People in one Cornish village have found an unconventional use for a corner of their graveyard - by growing vegetables in it.

Volunteers at St Michael's Church are converting the unused area into a vegetable patch to help supply a food bank project.

All the fresh vegetables, fruit and salad they grow will be used in food parcels for people in need, with anything left being shared amongst the community.

The veg patch was the idea of volunteer Simon Norris.

He told ITV News West Country: "I think that we need to consciously see that we're helping people. I don't think a lot of people do understand the cost of living, a lot of the families here are on low incomes and I think the kids need fresh veg.

"We're respectful for the graves, I've got a lot of friends buried up here and they were either keen gardeners or they were farmers and I think they would love this idea."

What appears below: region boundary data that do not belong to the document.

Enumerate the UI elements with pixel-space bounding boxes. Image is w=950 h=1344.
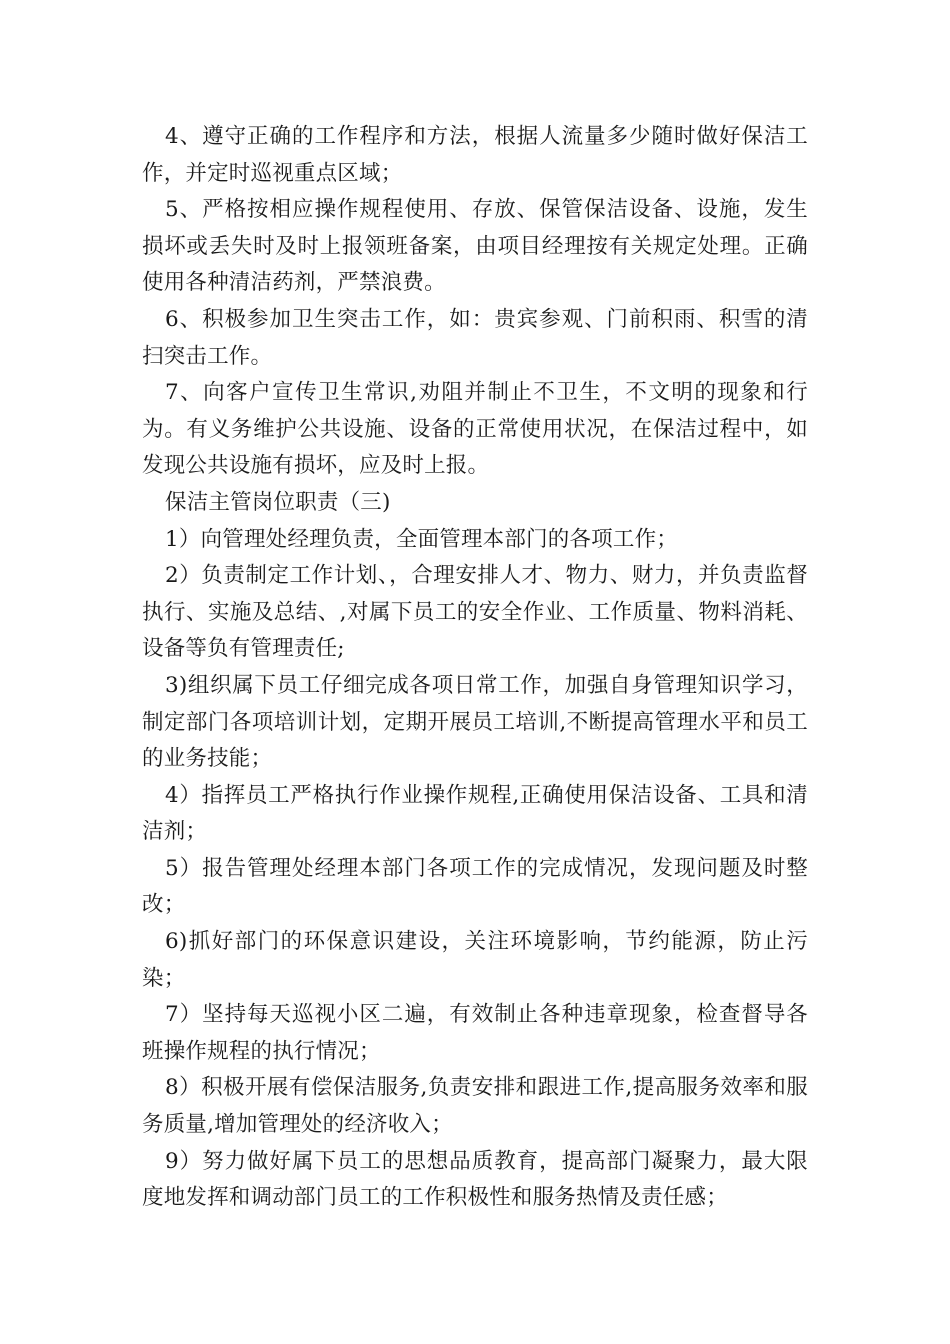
paragraph-item-6: 6、积极参加卫生突击工作，如：贵宾参观、门前积雨、积雪的清扫突击工作。 [142, 306, 808, 369]
duty-item-2: 2）负责制定工作计划、，合理安排人才、物力、财力，并负责监督执行、实施及总结、,对属下员工的安全作业、工作质量、物料消耗、设备等负有管理责任; [142, 563, 808, 662]
paragraph-item-4: 4、遵守正确的工作程序和方法，根据人流量多少随时做好保洁工作，并定时巡视重点区域； [142, 124, 808, 186]
section-heading: 保洁主管岗位职责（三) [165, 489, 391, 515]
duty-item-7: 7）坚持每天巡视小区二遍，有效制止各种违章现象，检查督导各班操作规程的执行情况； [142, 1002, 808, 1064]
duty-item-9: 9）努力做好属下员工的思想品质教育，提高部门凝聚力，最大限度地发挥和调动部门员工的工作积极性和服务热情及责任感； [142, 1148, 808, 1211]
duty-item-8: 8）积极开展有偿保洁服务,负责安排和跟进工作,提高服务效率和服务质量,增加管理处的经济收入； [142, 1075, 808, 1138]
document-body [142, 119, 808, 1217]
duty-item-6: 6)抓好部门的环保意识建设，关注环境影响，节约能源，防止污染； [142, 929, 808, 991]
duty-item-3: 3)组织属下员工仔细完成各项日常工作，加强自身管理知识学习，制定部门各项培训计划，定期开展员工培训,不断提高管理水平和员工的业务技能； [142, 672, 808, 772]
paragraph-item-5: 5、严格按相应操作规程使用、存放、保管保洁设备、设施，发生损坏或丢失时及时上报领班备案，由项目经理按有关规定处理。正确使用各种清洁药剂，严禁浪费。 [142, 197, 808, 296]
duty-item-5: 5）报告管理处经理本部门各项工作的完成情况，发现问题及时整改； [142, 855, 808, 918]
duty-item-1: 1）向管理处经理负责，全面管理本部门的各项工作； [165, 526, 678, 552]
paragraph-item-7: 7、向客户宣传卫生常识,劝阻并制止不卫生，不文明的现象和行为。有义务维护公共设施、设备的正常使用状况，在保洁过程中，如发现公共设施有损坏，应及时上报。 [142, 380, 808, 479]
duty-item-4: 4）指挥员工严格执行作业操作规程,正确使用保洁设备、工具和清洁剂； [142, 782, 808, 845]
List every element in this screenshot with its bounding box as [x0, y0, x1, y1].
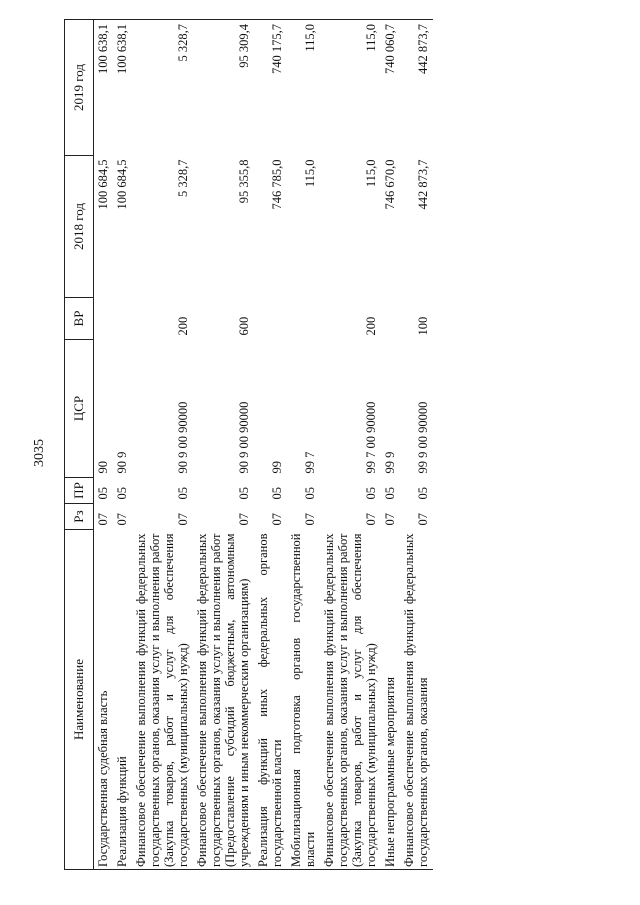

The veg patch is in the corner of the graveyard Credit: ITV News

The Priest in Charge at St Michael's Church, Richard Magrath, says the corner being used was always a grassed area.

He said: "Where we're planting vegetables there has not been any burials. This is a recent addition to the churchyard, and one of the conditions of the plot was essentially it's a temporary structure. If we need it for burials we can use it for that again.

"People think of a churchyard as perhaps a sad place, a place of death, somewhere slightly morbid, but we're saying no actually it's going to be a place of life and a place of work."

St Michael's church, Landrake Credit: ITV News

The church has its own informal food bank and community lunch. Caroline Norris is one of the volunteers who runs the service.

She said: "The veg that we take out will go to the food parcels that we do as a church, and we run a community lunch that I do the cooking for, so we will produce vegetables that will serve that as well.

"On a Sunday after service, there will be a notice that will go up to say that if anybody would like some veg to bring a bag or a box and we'll fill it."

The team say they now hope to inspire other churches and community groups to do the same. The first harvest should be ready by the end of June.